I was truly in awe of what the team and membership of TSN achieved during and following those lost years. Rather than lock-down and close the curtains, The Stove adapted, accelerated its innovative capacity, went online, on to social media, big-time, and into print and set up a small but very significant virtual community experience that proved a real lifeline, not just for the creative sector, but for many in the community in general. Have a look at the Atlas Pandemica pages on the Stove website.
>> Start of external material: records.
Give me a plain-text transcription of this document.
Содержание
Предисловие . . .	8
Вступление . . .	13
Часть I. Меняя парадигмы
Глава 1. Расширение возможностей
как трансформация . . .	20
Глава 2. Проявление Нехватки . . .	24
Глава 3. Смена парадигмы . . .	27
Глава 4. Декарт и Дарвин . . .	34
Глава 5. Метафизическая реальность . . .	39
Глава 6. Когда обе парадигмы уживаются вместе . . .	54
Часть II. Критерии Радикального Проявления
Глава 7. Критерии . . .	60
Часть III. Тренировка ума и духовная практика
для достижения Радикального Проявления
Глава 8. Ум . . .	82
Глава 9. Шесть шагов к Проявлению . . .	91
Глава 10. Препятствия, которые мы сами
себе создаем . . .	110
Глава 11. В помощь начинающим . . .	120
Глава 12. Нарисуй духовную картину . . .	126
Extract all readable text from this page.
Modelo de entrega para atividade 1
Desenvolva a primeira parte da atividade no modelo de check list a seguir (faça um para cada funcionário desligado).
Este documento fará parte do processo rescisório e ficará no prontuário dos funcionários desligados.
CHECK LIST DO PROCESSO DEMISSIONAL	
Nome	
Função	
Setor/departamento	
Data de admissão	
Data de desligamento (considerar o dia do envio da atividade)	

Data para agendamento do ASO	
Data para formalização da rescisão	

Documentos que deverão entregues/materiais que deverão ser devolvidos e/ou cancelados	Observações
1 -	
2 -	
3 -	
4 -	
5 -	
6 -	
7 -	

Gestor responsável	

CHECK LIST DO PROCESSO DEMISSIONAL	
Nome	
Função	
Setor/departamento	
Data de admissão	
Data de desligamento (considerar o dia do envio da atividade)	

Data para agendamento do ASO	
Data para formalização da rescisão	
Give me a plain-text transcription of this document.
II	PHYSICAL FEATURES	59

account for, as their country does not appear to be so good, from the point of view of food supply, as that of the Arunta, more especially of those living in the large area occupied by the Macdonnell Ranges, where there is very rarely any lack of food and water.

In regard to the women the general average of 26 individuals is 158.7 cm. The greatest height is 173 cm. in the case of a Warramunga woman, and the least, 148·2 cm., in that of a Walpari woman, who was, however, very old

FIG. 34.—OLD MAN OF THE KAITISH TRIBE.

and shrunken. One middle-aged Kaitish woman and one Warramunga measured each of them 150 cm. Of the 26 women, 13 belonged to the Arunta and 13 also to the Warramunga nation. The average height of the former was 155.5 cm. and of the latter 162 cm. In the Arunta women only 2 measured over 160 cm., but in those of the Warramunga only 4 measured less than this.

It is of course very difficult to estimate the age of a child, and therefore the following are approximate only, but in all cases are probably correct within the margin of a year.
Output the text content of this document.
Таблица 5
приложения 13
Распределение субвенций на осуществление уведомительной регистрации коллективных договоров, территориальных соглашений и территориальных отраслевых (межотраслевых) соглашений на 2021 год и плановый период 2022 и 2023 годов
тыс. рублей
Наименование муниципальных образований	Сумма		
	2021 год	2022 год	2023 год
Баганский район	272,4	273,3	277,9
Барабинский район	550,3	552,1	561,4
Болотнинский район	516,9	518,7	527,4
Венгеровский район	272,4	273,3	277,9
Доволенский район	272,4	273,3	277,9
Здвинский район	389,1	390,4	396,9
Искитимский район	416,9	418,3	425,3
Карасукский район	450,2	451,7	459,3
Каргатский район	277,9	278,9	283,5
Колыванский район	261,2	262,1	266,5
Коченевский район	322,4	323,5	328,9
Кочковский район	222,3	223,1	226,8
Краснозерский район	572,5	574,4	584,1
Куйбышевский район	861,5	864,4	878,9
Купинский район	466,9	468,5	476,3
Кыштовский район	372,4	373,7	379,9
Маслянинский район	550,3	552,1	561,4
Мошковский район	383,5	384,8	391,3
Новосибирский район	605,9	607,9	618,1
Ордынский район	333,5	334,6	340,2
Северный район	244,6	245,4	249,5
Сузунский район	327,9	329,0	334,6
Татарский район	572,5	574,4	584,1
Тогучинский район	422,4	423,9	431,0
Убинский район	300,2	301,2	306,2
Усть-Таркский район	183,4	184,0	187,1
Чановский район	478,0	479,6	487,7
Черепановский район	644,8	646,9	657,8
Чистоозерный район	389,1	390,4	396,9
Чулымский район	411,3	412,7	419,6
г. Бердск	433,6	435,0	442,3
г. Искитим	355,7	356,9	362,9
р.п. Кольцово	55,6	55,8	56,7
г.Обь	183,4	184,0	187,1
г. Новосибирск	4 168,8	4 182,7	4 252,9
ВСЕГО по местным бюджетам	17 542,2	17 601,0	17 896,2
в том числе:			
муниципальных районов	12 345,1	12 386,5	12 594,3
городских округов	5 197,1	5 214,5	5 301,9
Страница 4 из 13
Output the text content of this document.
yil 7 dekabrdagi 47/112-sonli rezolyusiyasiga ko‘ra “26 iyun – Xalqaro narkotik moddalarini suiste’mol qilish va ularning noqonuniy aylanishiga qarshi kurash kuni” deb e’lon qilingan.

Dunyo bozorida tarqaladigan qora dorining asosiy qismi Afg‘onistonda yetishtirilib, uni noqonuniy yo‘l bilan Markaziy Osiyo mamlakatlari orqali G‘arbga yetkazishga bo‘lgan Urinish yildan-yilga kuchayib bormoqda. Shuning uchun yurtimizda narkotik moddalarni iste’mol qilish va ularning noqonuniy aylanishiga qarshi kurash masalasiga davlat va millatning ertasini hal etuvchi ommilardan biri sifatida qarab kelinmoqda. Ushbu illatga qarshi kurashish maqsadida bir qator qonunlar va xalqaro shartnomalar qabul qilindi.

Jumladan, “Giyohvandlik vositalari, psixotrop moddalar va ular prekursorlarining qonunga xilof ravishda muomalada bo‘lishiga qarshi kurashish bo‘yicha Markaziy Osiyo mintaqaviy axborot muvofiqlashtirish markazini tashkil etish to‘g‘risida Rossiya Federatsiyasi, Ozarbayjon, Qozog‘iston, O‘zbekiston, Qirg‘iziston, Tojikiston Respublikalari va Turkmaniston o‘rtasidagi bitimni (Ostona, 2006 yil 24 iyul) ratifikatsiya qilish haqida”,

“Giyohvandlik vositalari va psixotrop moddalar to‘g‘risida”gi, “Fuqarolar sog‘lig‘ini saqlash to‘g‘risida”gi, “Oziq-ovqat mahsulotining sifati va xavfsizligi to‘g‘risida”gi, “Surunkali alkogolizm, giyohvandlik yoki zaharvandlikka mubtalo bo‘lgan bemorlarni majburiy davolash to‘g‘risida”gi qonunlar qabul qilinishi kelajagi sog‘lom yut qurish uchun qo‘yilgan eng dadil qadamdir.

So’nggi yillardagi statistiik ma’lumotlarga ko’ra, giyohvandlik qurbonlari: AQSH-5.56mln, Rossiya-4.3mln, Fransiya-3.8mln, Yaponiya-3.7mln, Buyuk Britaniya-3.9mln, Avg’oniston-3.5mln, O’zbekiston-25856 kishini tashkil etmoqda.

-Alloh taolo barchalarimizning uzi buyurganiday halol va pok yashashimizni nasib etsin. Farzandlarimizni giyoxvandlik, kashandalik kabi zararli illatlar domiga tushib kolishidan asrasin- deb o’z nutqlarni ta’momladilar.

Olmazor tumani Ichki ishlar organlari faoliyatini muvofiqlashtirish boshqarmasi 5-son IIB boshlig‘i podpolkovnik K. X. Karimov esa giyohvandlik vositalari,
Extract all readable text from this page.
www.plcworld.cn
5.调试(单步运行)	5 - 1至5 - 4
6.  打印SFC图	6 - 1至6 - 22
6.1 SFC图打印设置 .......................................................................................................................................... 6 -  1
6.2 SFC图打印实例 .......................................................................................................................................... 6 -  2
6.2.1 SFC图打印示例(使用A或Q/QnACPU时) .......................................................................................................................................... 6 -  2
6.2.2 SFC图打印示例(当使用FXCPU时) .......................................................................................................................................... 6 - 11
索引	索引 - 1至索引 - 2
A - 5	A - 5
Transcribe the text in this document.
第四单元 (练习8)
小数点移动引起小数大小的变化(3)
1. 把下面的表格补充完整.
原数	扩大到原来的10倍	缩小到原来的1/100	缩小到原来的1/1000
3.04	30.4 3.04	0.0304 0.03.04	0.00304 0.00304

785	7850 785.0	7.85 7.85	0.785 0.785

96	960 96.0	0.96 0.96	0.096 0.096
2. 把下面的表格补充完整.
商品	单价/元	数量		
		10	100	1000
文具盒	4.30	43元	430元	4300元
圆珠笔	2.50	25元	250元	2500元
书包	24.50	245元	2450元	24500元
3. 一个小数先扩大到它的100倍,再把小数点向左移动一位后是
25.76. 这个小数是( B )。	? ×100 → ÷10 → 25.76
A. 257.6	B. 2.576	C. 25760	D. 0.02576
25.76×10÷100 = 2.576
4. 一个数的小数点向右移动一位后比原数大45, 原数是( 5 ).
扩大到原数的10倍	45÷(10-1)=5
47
As relevant now as ‘back then’!

As this piece goes out, we find ourselves again in one of those periods when political leaders predictably thrust upon us the word “change” as a wedge issue. “What we need now is change” vs “The last thing we need now is that kind of change”. Corny though it was, I rather liked Barack Obama’s take on the change thing:

We are the ones we’ve been waiting for: we are the change that we seek

Barack Obama

It’s something like that which drew me to The Stove Network. Now that I’ve gone, wrench that it was, I’m now a small part of that change. That’s what it’s all about! See?

A note from Lynsey Smith – Chair

‘Tony has played an instrumental part in the development of The Stove over the past eight years and has passed on a very steady ship to me.  He has been of great support to me as I transitioned into the role of Chair and will remain a close friend to us all.  He has taught us many things on his journey, most significantly his ability to make everyone feel part of something, his flat hierarchical approach and gentle nature.  Thank you, Tony, from the bottom of our hearts.’